CUARTO.- En consonancia con todo lo expuesto y conforme a lo anticipado no cabe sino desestimar los recursos de apelación y confirmar la resolución de instancia, con expresa imposición a las partes apelantes de las costas procesales devengadas en esta alzada y derivadas de sus respectivos recursos, de conformidad con lo dispuesto en los artículos 398 y 394, ambos de Ley de Enjuiciamiento Civil .
QUINTO.- Asimismo y de conformidad con lo dispuesto en la Disposición Adicional Decimoquinta de la Ley Orgánica del Poder Judicial introducida por la LO 1/2009 de 3 de noviembre, en su apartado 9, se declara la pérdida del depósito para recurrir constituido por los apelantes, al que se le dará el destino previsto en dicha disposición.
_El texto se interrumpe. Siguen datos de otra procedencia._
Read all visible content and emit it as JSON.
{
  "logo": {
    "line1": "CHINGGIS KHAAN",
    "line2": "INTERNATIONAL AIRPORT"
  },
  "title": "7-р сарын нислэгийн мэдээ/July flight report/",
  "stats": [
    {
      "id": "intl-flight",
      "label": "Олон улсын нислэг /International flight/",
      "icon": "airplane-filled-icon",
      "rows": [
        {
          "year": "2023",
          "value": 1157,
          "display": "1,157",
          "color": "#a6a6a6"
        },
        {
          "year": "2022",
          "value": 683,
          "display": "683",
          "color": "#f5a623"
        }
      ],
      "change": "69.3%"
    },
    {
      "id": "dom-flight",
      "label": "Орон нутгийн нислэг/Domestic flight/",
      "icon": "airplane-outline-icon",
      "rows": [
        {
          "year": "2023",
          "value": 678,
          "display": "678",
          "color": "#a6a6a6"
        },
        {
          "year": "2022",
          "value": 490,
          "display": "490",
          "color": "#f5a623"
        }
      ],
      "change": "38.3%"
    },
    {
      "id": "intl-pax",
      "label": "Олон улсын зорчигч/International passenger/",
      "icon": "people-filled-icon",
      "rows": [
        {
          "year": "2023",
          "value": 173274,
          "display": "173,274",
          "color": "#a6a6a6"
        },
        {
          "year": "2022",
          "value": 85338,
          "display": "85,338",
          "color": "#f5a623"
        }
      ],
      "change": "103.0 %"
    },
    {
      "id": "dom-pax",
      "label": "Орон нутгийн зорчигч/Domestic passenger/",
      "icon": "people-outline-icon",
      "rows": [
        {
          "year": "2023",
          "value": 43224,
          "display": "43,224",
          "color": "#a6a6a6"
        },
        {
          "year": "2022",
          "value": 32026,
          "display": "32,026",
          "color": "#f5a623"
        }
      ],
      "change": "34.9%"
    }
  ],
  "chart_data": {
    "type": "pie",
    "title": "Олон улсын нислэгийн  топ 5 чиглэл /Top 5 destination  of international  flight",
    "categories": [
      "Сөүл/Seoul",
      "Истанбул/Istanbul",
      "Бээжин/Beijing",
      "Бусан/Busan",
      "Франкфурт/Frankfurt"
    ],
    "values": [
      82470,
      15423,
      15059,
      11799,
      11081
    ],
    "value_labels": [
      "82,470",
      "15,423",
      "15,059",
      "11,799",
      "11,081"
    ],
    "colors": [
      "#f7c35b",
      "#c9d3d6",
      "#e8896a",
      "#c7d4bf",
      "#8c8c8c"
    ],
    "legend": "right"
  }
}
En atención a lo expuesto, la Sección Quinta de la Audiencia Provincial de Palma de Mallorca
Fallo
Que DESESTIMANDO los recursos de apelación interpuestos por DOÑA NANCY RUYS VAN NOOLEN, Procurador de los Tribunales, en nombre y representación de AGSW ARQUITECTOS ASOCIADOS S.L, DON Jose Luis , DON Jesús María y DON Agapito ; por DOÑA CRISTINA SAMPOL SCHENCK, Procurador de los Tribunales, en nombre y representación de DON Horacio ; y por DOÑA MAGDALENA CUART JANER, Procurador de los Tribunales, en nombre y representación de IBERPAL 98 PROMOTORA DE EDIFICACIONES S.L,, todos ellos contra la Sentencia de fecha 31 de marzo de 2011, dictada por el Juzgado de Primera Instancia número 21 de Palma , en los autos de Juicio Ordinario número 1130/08, de que dimana el presente Rollo de Sala, CONFIRMAMOS los pronunciamientos que la resolución impugnada contiene, condenando a los codemandados apelantes al pago de las costas procesales devengadas en esta alzada y con pérdida del depósito constituido para recurrir.
Así, por esta nuestra Sentencia, lo pronunciamos, mandamos y firmamos.
PUBLICACION.- Dada y pronunciada fué la anterior Sentencia por los Ilmos. Sres. Magistrados que la firman y leída por el/la Ilmo. Magistrado Ponente en el mismo día de su fecha, de lo que yo el/la Secretario certifico.